The investigators tested this theory in a trial involving 180 patients treated over a 5-year period at 11 university hospitals in France. Study subjects were randomly assigned to receive oral prednisolone plus 5 days of intravenous N-acetylcysteine (89 patients) or oral prednisolone plus 5 days of intravenous glucose solution (91 patients serving as controls) and were followed at intervals for 6 months.
All study subjects were allowed concomitant therapy with diuretics, albumin, and sodium restriction for ascites and with beta-blockers for portal hypertension, as needed. A total of 57 subjects died during the study.

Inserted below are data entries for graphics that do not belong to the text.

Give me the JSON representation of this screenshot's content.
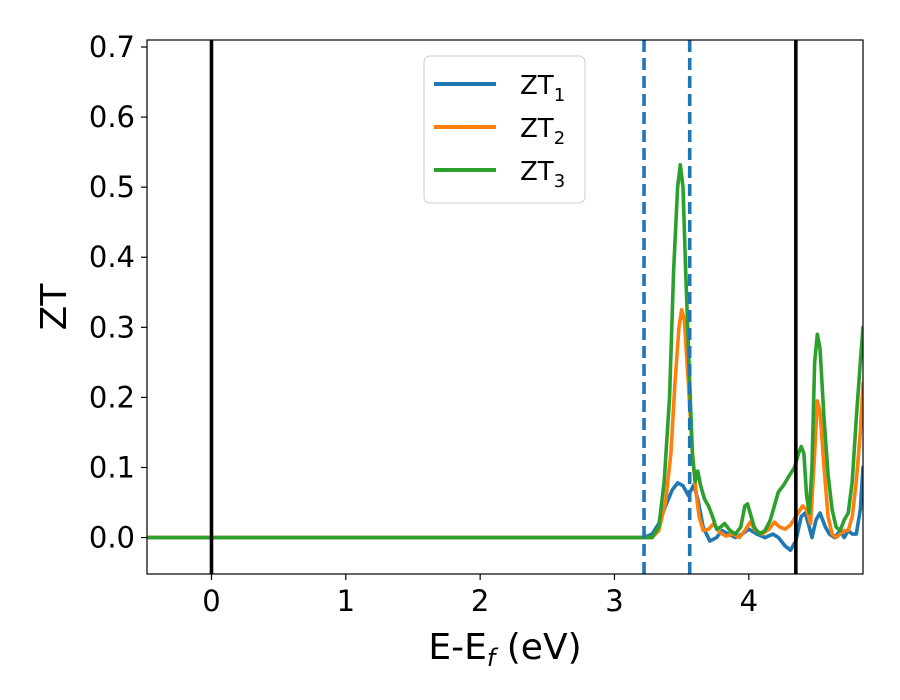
{
  "chart_data": {
    "type": "line",
    "xlabel": {
      "main": "E-E",
      "sub": "f",
      "unit": " (eV)"
    },
    "ylabel": "ZT",
    "xlim": [
      -0.48,
      4.85
    ],
    "ylim": [
      -0.052,
      0.71
    ],
    "xticks": [
      0,
      1,
      2,
      3,
      4
    ],
    "xtick_labels": [
      "0",
      "1",
      "2",
      "3",
      "4"
    ],
    "yticks": [
      0.0,
      0.1,
      0.2,
      0.3,
      0.4,
      0.5,
      0.6,
      0.7
    ],
    "ytick_labels": [
      "0.0",
      "0.1",
      "0.2",
      "0.3",
      "0.4",
      "0.5",
      "0.6",
      "0.7"
    ],
    "grid": false,
    "legend_placement": "upper-center",
    "vlines": [
      {
        "x": 0.0,
        "style": "solid",
        "color": "#000000"
      },
      {
        "x": 3.22,
        "style": "dashed",
        "color": "#1f77b4"
      },
      {
        "x": 3.56,
        "style": "dashed",
        "color": "#1f77b4"
      },
      {
        "x": 4.35,
        "style": "solid",
        "color": "#000000"
      }
    ],
    "series": [
      {
        "name": "ZT",
        "subscript": "1",
        "color": "#1f77b4",
        "points": [
          [
            -0.48,
            0
          ],
          [
            3.22,
            0
          ],
          [
            3.28,
            0.005
          ],
          [
            3.33,
            0.02
          ],
          [
            3.38,
            0.045
          ],
          [
            3.43,
            0.068
          ],
          [
            3.47,
            0.078
          ],
          [
            3.51,
            0.074
          ],
          [
            3.55,
            0.06
          ],
          [
            3.59,
            0.075
          ],
          [
            3.62,
            0.055
          ],
          [
            3.66,
            0.015
          ],
          [
            3.71,
            -0.005
          ],
          [
            3.76,
            0.0
          ],
          [
            3.8,
            0.01
          ],
          [
            3.85,
            0.005
          ],
          [
            3.9,
            0.0
          ],
          [
            3.95,
            0.005
          ],
          [
            4.0,
            0.012
          ],
          [
            4.06,
            0.005
          ],
          [
            4.12,
            0.0
          ],
          [
            4.18,
            0.005
          ],
          [
            4.22,
            0.0
          ],
          [
            4.27,
            -0.012
          ],
          [
            4.31,
            -0.018
          ],
          [
            4.35,
            -0.005
          ],
          [
            4.39,
            0.03
          ],
          [
            4.42,
            0.035
          ],
          [
            4.45,
            0.015
          ],
          [
            4.47,
            0.0
          ],
          [
            4.5,
            0.025
          ],
          [
            4.53,
            0.035
          ],
          [
            4.57,
            0.015
          ],
          [
            4.6,
            0.005
          ],
          [
            4.64,
            0.0
          ],
          [
            4.68,
            0.01
          ],
          [
            4.71,
            0.0
          ],
          [
            4.74,
            0.01
          ],
          [
            4.77,
            0.005
          ],
          [
            4.8,
            0.005
          ],
          [
            4.83,
            0.04
          ],
          [
            4.85,
            0.1
          ]
        ]
      },
      {
        "name": "ZT",
        "subscript": "2",
        "color": "#ff7f0e",
        "points": [
          [
            -0.48,
            0
          ],
          [
            3.28,
            0
          ],
          [
            3.33,
            0.01
          ],
          [
            3.38,
            0.05
          ],
          [
            3.42,
            0.12
          ],
          [
            3.45,
            0.22
          ],
          [
            3.48,
            0.3
          ],
          [
            3.5,
            0.325
          ],
          [
            3.52,
            0.31
          ],
          [
            3.55,
            0.22
          ],
          [
            3.58,
            0.12
          ],
          [
            3.61,
            0.06
          ],
          [
            3.63,
            0.03
          ],
          [
            3.66,
            0.01
          ],
          [
            3.7,
            0.012
          ],
          [
            3.74,
            0.02
          ],
          [
            3.78,
            0.008
          ],
          [
            3.83,
            0.002
          ],
          [
            3.88,
            0.005
          ],
          [
            3.93,
            0.0
          ],
          [
            3.97,
            0.01
          ],
          [
            4.01,
            0.022
          ],
          [
            4.05,
            0.01
          ],
          [
            4.1,
            0.005
          ],
          [
            4.15,
            0.012
          ],
          [
            4.19,
            0.022
          ],
          [
            4.23,
            0.015
          ],
          [
            4.27,
            0.012
          ],
          [
            4.31,
            0.018
          ],
          [
            4.35,
            0.03
          ],
          [
            4.4,
            0.045
          ],
          [
            4.43,
            0.04
          ],
          [
            4.46,
            0.02
          ],
          [
            4.49,
            0.12
          ],
          [
            4.51,
            0.195
          ],
          [
            4.53,
            0.18
          ],
          [
            4.56,
            0.1
          ],
          [
            4.59,
            0.03
          ],
          [
            4.62,
            0.005
          ],
          [
            4.65,
            0.0
          ],
          [
            4.68,
            0.005
          ],
          [
            4.71,
            0.01
          ],
          [
            4.74,
            0.01
          ],
          [
            4.77,
            0.03
          ],
          [
            4.8,
            0.08
          ],
          [
            4.83,
            0.15
          ],
          [
            4.85,
            0.22
          ]
        ]
      },
      {
        "name": "ZT",
        "subscript": "3",
        "color": "#2ca02c",
        "points": [
          [
            -0.48,
            0
          ],
          [
            3.28,
            0
          ],
          [
            3.33,
            0.015
          ],
          [
            3.37,
            0.08
          ],
          [
            3.41,
            0.2
          ],
          [
            3.44,
            0.38
          ],
          [
            3.47,
            0.5
          ],
          [
            3.49,
            0.532
          ],
          [
            3.51,
            0.5
          ],
          [
            3.53,
            0.38
          ],
          [
            3.56,
            0.22
          ],
          [
            3.58,
            0.12
          ],
          [
            3.6,
            0.08
          ],
          [
            3.62,
            0.095
          ],
          [
            3.64,
            0.075
          ],
          [
            3.67,
            0.055
          ],
          [
            3.7,
            0.045
          ],
          [
            3.73,
            0.03
          ],
          [
            3.76,
            0.012
          ],
          [
            3.79,
            0.015
          ],
          [
            3.82,
            0.02
          ],
          [
            3.86,
            0.01
          ],
          [
            3.9,
            0.005
          ],
          [
            3.94,
            0.015
          ],
          [
            3.97,
            0.045
          ],
          [
            3.99,
            0.048
          ],
          [
            4.01,
            0.035
          ],
          [
            4.04,
            0.015
          ],
          [
            4.08,
            0.005
          ],
          [
            4.12,
            0.01
          ],
          [
            4.16,
            0.025
          ],
          [
            4.19,
            0.045
          ],
          [
            4.22,
            0.065
          ],
          [
            4.26,
            0.075
          ],
          [
            4.3,
            0.088
          ],
          [
            4.34,
            0.1
          ],
          [
            4.37,
            0.12
          ],
          [
            4.39,
            0.13
          ],
          [
            4.41,
            0.12
          ],
          [
            4.43,
            0.06
          ],
          [
            4.45,
            0.035
          ],
          [
            4.47,
            0.1
          ],
          [
            4.49,
            0.25
          ],
          [
            4.51,
            0.29
          ],
          [
            4.53,
            0.27
          ],
          [
            4.56,
            0.17
          ],
          [
            4.59,
            0.09
          ],
          [
            4.62,
            0.04
          ],
          [
            4.65,
            0.015
          ],
          [
            4.68,
            0.01
          ],
          [
            4.71,
            0.025
          ],
          [
            4.74,
            0.035
          ],
          [
            4.77,
            0.08
          ],
          [
            4.8,
            0.17
          ],
          [
            4.83,
            0.25
          ],
          [
            4.85,
            0.3
          ]
        ]
      }
    ]
  }
}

The final analysis included 174 study subjects. The primary end point, mortality at 6 months, occurred among 23 of 85 patients (27%) in the combined-therapy group and 34 of 89 patients (38%) in the control group, a difference that was not significant.
A secondary end point, mortality at 1 month, was significantly better with combined therapy (7 of 85 patients, or 8%) than with prednisolone alone (21 of 89 patients, or 24%).
The researchers noted that the study may have lacked sufficient power to detect a significant difference at 6 months. "It is also possible that 5 days of N-acetylcysteine was not enough. A longer period of intravenous N-acetylcysteine combined with prednisolone could perhaps be considered, with subsequent oral administration of N-acetylcysteine until 1 month," they said.
Regarding adverse events at 6 months, the rate of hepatorenal syndrome was 12% with combined therapy and 25% in the control group; that of infection was 19% with combined therapy and 42% in the control group. Other complications did not differ between the two groups.
This study was supported by Programme Hospitalier de Recherche Clinique. No conflicts of interest were reported.